Which brings me to how you stick way too much to Charlie's words. Like @CrazyEddie here stated, the RTS doesn't come from the commander's UI, but from what the players are trying to achieve. Combat is just a means to an end when vying for map control, res control or the denial thereof from the opposing team, and as such every single player is playing an RTS-game, even if the FPS elements are in the foreground. I really doubt anyone is playing NS2 or played NS1 because they want to shoot at things, since there are so many games out there which do it so much better without having to worry about the fighting getting frustrating because of some unfair advantage. You seem to be using Charlie's design principles (which might even be somewhat outdated) as a crutch argument against anyone saying that this game's RTS elements are important.
We did need it NS1, people just learned to live without it. Early f4ing was a big problem back then, concede is the better implementation.
Why do you refuse to see the other side of the coin, the players who get frustrated by endless prolonging and pointless combat? After all, concede is a vote, which shows that people would be more frustrated by the pointless end-game than they are by ending the round prematurely via concession. I understand your point of 'forgiveness', which is making the end-game more likely in a balanced, thrilling and exciting environment with both teams having the possibility of winning the game, but please stop blaming it on concede. You're just turning your own thread into another "I want to kill defenseless enemies so pls limit concede" -discussion, which I know isn't your point. Concede exists to make ending the game more convenient and less detrimental to the losing team's capabilities of making a comeback. Get back on track and attack the reasons for people conceding, not the feature itself.
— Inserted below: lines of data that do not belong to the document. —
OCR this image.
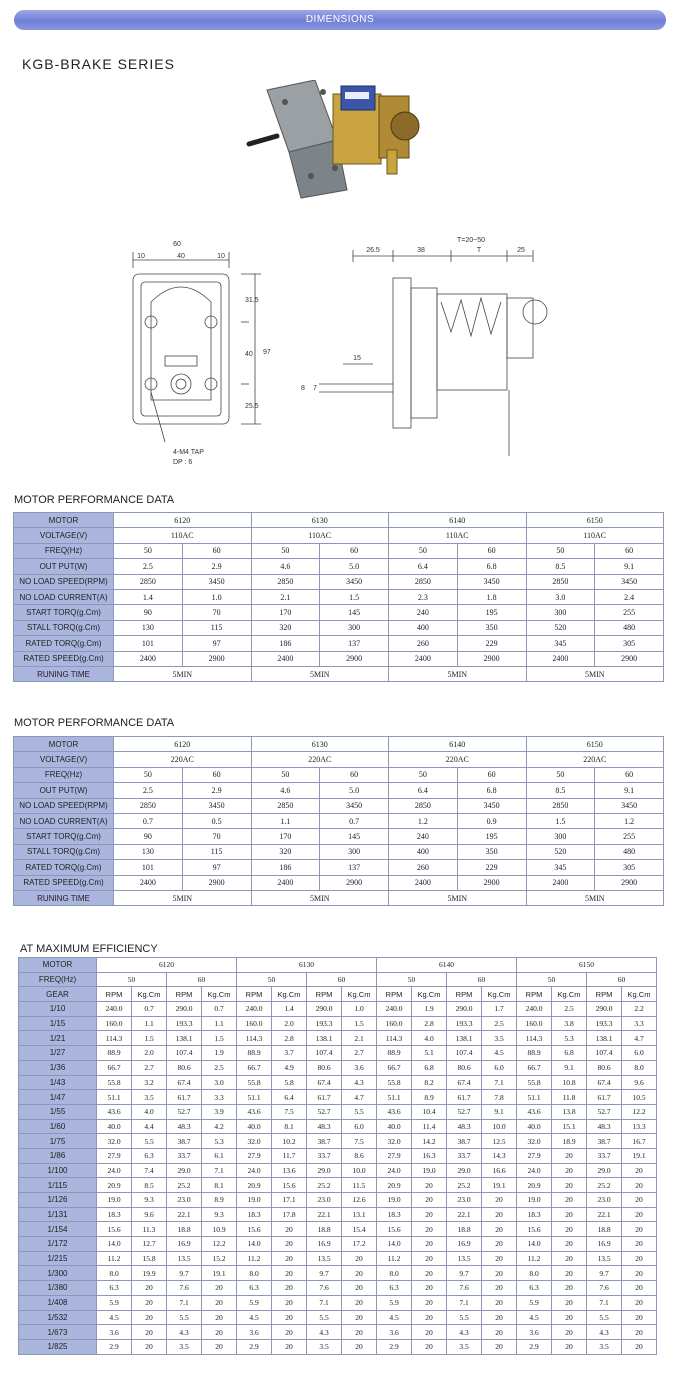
DIMENSIONS
KGB-BRAKE SERIES
60
10	40	10
31.5
40
25.5
97
4-M4 TAP
DP : 6
26.5	38
T=20~50
T	25
15
8 7
MOTOR PERFORMANCE DATA
MOTOR	6120		6130		6140		6150	
VOLTAGE(V)	110AC		110AC		110AC		110AC	
FREQ(Hz)	50	60	50	60	50	60	50	60
OUT PUT(W)	2.5	2.9	4.6	5.0	6.4	6.8	8.5	9.1
NO LOAD SPEED(RPM)	2850	3450	2850	3450	2850	3450	2850	3450
NO LOAD CURRENT(A)	1.4	1.0	2.1	1.5	2.3	1.8	3.0	2.4
START TORQ(g.Cm)	90	70	170	145	240	195	300	255
STALL TORQ(g.Cm)	130	115	320	300	400	350	520	480
RATED TORQ(g.Cm)	101	97	186	137	260	229	345	305
RATED SPEED(g.Cm)	2400	2900	2400	2900	2400	2900	2400	2900
RUNING TIME	5MIN		5MIN		5MIN		5MIN	
MOTOR PERFORMANCE DATA
MOTOR	6120		6130		6140		6150	
VOLTAGE(V)	220AC		220AC		220AC		220AC	
FREQ(Hz)	50	60	50	60	50	60	50	60
OUT PUT(W)	2.5	2.9	4.6	5.0	6.4	6.8	8.5	9.1
NO LOAD SPEED(RPM)	2850	3450	2850	3450	2850	3450	2850	3450
NO LOAD CURRENT(A)	0.7	0.5	1.1	0.7	1.2	0.9	1.5	1.2
START TORQ(g.Cm)	90	70	170	145	240	195	300	255
STALL TORQ(g.Cm)	130	115	320	300	400	350	520	480
RATED TORQ(g.Cm)	101	97	186	137	260	229	345	305
RATED SPEED(g.Cm)	2400	2900	2400	2900	2400	2900	2400	2900
RUNING TIME	5MIN		5MIN		5MIN		5MIN	
AT MAXIMUM EFFICIENCY
MOTOR	6120				6130				6140				6150			
FREQ(Hz)	50		60		50		60		50		60		50		60	
GEAR	RPM	Kg.Cm	RPM	Kg.Cm	RPM	Kg.Cm	RPM	Kg.Cm	RPM	Kg.Cm	RPM	Kg.Cm	RPM	Kg.Cm	RPM	Kg.Cm
1/10	240.0	0.7	290.0	0.7	240.0	1.4	290.0	1.0	240.0	1.9	290.0	1.7	240.0	2.5	290.0	2.2
1/15	160.0	1.1	193.3	1.1	160.0	2.0	193.3	1.5	160.0	2.8	193.3	2.5	160.0	3.8	193.3	3.3
1/21	114.3	1.5	138.1	1.5	114.3	2.8	138.1	2.1	114.3	4.0	138.1	3.5	114.3	5.3	138.1	4.7
1/27	88.9	2.0	107.4	1.9	88.9	3.7	107.4	2.7	88.9	5.1	107.4	4.5	88.9	6.8	107.4	6.0
1/36	66.7	2.7	80.6	2.5	66.7	4.9	80.6	3.6	66.7	6.8	80.6	6.0	66.7	9.1	80.6	8.0
1/43	55.8	3.2	67.4	3.0	55.8	5.8	67.4	4.3	55.8	8.2	67.4	7.1	55.8	10.8	67.4	9.6
1/47	51.1	3.5	61.7	3.3	51.1	6.4	61.7	4.7	51.1	8.9	61.7	7.8	51.1	11.8	61.7	10.5
1/55	43.6	4.0	52.7	3.9	43.6	7.5	52.7	5.5	43.6	10.4	52.7	9.1	43.6	13.8	52.7	12.2
1/60	40.0	4.4	48.3	4.2	40.0	8.1	48.3	6.0	40.0	11.4	48.3	10.0	40.0	15.1	48.3	13.3
1/75	32.0	5.5	38.7	5.3	32.0	10.2	38.7	7.5	32.0	14.2	38.7	12.5	32.0	18.9	38.7	16.7
1/86	27.9	6.3	33.7	6.1	27.9	11.7	33.7	8.6	27.9	16.3	33.7	14.3	27.9	20	33.7	19.1
1/100	24.0	7.4	29.0	7.1	24.0	13.6	29.0	10.0	24.0	19.0	29.0	16.6	24.0	20	29.0	20
1/115	20.9	8.5	25.2	8.1	20.9	15.6	25.2	11.5	20.9	20	25.2	19.1	20.9	20	25.2	20
1/126	19.0	9.3	23.0	8.9	19.0	17.1	23.0	12.6	19.0	20	23.0	20	19.0	20	23.0	20
1/131	18.3	9.6	22.1	9.3	18.3	17.8	22.1	13.1	18.3	20	22.1	20	18.3	20	22.1	20
1/154	15.6	11.3	18.8	10.9	15.6	20	18.8	15.4	15.6	20	18.8	20	15.6	20	18.8	20
1/172	14.0	12.7	16.9	12.2	14.0	20	16.9	17.2	14.0	20	16.9	20	14.0	20	16.9	20
1/215	11.2	15.8	13.5	15.2	11.2	20	13.5	20	11.2	20	13.5	20	11.2	20	13.5	20
1/300	8.0	19.9	9.7	19.1	8.0	20	9.7	20	8.0	20	9.7	20	8.0	20	9.7	20
1/380	6.3	20	7.6	20	6.3	20	7.6	20	6.3	20	7.6	20	6.3	20	7.6	20
1/408	5.9	20	7.1	20	5.9	20	7.1	20	5.9	20	7.1	20	5.9	20	7.1	20
1/532	4.5	20	5.5	20	4.5	20	5.5	20	4.5	20	5.5	20	4.5	20	5.5	20
1/673	3.6	20	4.3	20	3.6	20	4.3	20	3.6	20	4.3	20	3.6	20	4.3	20
1/825	2.9	20	3.5	20	2.9	20	3.5	20	2.9	20	3.5	20	2.9	20	3.5	20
Concede is a poor means to fix flawed game mechanics. Despite this, I still don't think it needs to be yanked, it just needs to be made obsolete through changes to the game that make people want to PLAY the game. (wow, what a concept!)
While the forums here may be full of people who enjoy quitting the game at the drop of a hat, players in the game are none too happy when they have to concede because the game has become pointless.
I don't want to hear about how everyone who plays an RTS loves conceding games. Frankly, every time I hear it I find myself feeling concede is a bad idea. So far I still think it should stay in, but if we can't fix the game so people can actually play and enjoy themselves for the ENTIRE GAME, then this game isn't going to last.
Has no one looked at how many people are playing now? Has no one noticed how few populated servers there has been of late? Time to wake up and smell the FPS, since that's what is going to carry this game. People don't play because they like welding stuff - or building extractors - or any of the other inane RTS elements, they play because they want to use these cool weapons/units to kill opponents. Why do you think one of the first mods made for this game was combat mode? (aka strip out all RTS in the game so people can have fun.)
Frankly I'm shaking my head at how people could be arguing against putting more fun into the game - since that is what this is about - FUN. Concede is not fun - large scale conflicts with end-game tech on both sides is fun.
Concede is a bad solution to a bad problem. While it has its place in the game, its use should be the exception and not the rule.